A Christmas Carol (2009)

Robert Zemeckis has found the style of movie making that he likes. Combining animation created by using the actors providing the voices. The Polar Express and Beuwolf were his first two and now he’s back with the same formula, this time having Charles Dickens’ timeless tale as his source material.

You know the story. Miser and penny-pincher Scrooge gets visited by the ghost of his former partner, Marley, and told he will be visited by three more spirits who ill show him his life in the past, present and things to come, obviously shaking him up.

Positives first: Zemeckis has done the clever thing of keeping faithful to the book. He hasn’t strayed too far or added anything unnecessary, and so you feel comfortable with the tale. The animation is extraordinary, and given the bonus of 3D, it has extra depth. Does it need the third dimension? I don’t think so, I think you can still enjoy this in 2D, it just makes the details clearer and more defined.

Jim Carrey gets the opportunity to play Scrooge, and he does a very fine job, restraining himself and in some places, underplaying it, leaving the hysterics behind. The character of Scrooge did look like Albert Steptoe from Steptoe And Son. Gary Oldman, Colin Firth and Bob Hoskins also appear and give their talents to the film.

If there is any criticism, it is the accents from some of the other characters. Carrey provides the voice of The Ghost of Christmas Present, a giant, jolly, red-headed gentlemen, but alas, we have absolutely no idea where he was suppose to be coming from. Is he Scottish?

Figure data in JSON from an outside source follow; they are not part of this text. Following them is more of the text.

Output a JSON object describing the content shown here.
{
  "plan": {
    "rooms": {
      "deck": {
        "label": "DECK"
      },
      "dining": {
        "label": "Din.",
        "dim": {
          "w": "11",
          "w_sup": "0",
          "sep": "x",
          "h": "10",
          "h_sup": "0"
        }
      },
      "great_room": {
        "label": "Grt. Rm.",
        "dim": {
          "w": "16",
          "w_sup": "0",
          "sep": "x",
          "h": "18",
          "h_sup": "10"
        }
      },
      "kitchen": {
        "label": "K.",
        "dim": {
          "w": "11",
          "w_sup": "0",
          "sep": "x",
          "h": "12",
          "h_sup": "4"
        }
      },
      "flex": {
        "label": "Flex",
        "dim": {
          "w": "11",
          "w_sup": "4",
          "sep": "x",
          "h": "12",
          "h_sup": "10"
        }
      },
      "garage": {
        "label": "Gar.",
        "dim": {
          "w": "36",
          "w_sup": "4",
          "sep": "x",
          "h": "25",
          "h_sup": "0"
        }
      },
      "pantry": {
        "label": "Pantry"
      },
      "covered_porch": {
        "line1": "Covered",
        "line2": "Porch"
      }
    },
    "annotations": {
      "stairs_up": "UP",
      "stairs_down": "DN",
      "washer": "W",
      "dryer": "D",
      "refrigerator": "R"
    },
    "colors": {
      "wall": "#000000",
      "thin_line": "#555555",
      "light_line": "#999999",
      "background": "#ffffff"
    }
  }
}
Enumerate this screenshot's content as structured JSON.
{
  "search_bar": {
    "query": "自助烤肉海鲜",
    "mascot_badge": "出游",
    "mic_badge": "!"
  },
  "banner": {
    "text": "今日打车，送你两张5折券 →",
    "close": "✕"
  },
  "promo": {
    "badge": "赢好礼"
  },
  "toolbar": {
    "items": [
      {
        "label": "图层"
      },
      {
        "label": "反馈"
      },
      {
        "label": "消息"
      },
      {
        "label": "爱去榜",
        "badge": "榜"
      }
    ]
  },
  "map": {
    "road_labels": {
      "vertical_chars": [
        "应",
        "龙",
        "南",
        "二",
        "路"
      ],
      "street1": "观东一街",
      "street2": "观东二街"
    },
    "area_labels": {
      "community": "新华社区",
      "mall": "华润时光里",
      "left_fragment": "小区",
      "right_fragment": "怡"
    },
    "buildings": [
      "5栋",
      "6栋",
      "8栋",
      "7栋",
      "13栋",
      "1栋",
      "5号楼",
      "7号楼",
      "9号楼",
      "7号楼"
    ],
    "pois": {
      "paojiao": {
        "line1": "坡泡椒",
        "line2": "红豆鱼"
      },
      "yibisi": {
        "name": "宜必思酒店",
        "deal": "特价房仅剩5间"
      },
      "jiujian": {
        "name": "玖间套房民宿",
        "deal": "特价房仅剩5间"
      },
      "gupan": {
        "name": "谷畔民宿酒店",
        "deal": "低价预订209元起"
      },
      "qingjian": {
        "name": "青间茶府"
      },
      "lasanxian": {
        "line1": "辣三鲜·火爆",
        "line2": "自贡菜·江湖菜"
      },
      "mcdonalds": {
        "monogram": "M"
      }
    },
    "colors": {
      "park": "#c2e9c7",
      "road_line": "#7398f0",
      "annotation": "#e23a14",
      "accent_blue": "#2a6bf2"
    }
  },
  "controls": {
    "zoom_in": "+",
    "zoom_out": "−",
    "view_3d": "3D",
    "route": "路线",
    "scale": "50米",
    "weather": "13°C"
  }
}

Northern? Cockney? Australian??? I am sure that with so much acing talent from this country at Zemeckis’ fingertip that he could have found an actor to take on that role and do one accent, and do it well.

The film has also been criticised about losing its heart, but I don’t think so. Scrooge has to be an unlikeable character to make the ending work, and Carrey has done this, and while many may think it is over sentimental, then they don’t fully understand the story properly. Dickens wanted a tale of greed and gluttony turned into redemption and the only way you can do this is by having something that touches, and Tiny Tim is that catalyst.

It zips through at a steady pace, and it never has any dull patches. I do question who this film is actually aimed at, as the very young may find some of the images quite scary, and I also question Disney’s decision to release it so far away from Christmas. Is this because they wanted to get their 3D movie out of the way before James Cameron’s much hyped Avatar comes out next month?

No matter. If you want to get into the Christmas feeling early, then head off for this enjoyable re-telling. It doesn’t come close to Alastair Sim’s 40s version, but it’s not too bad.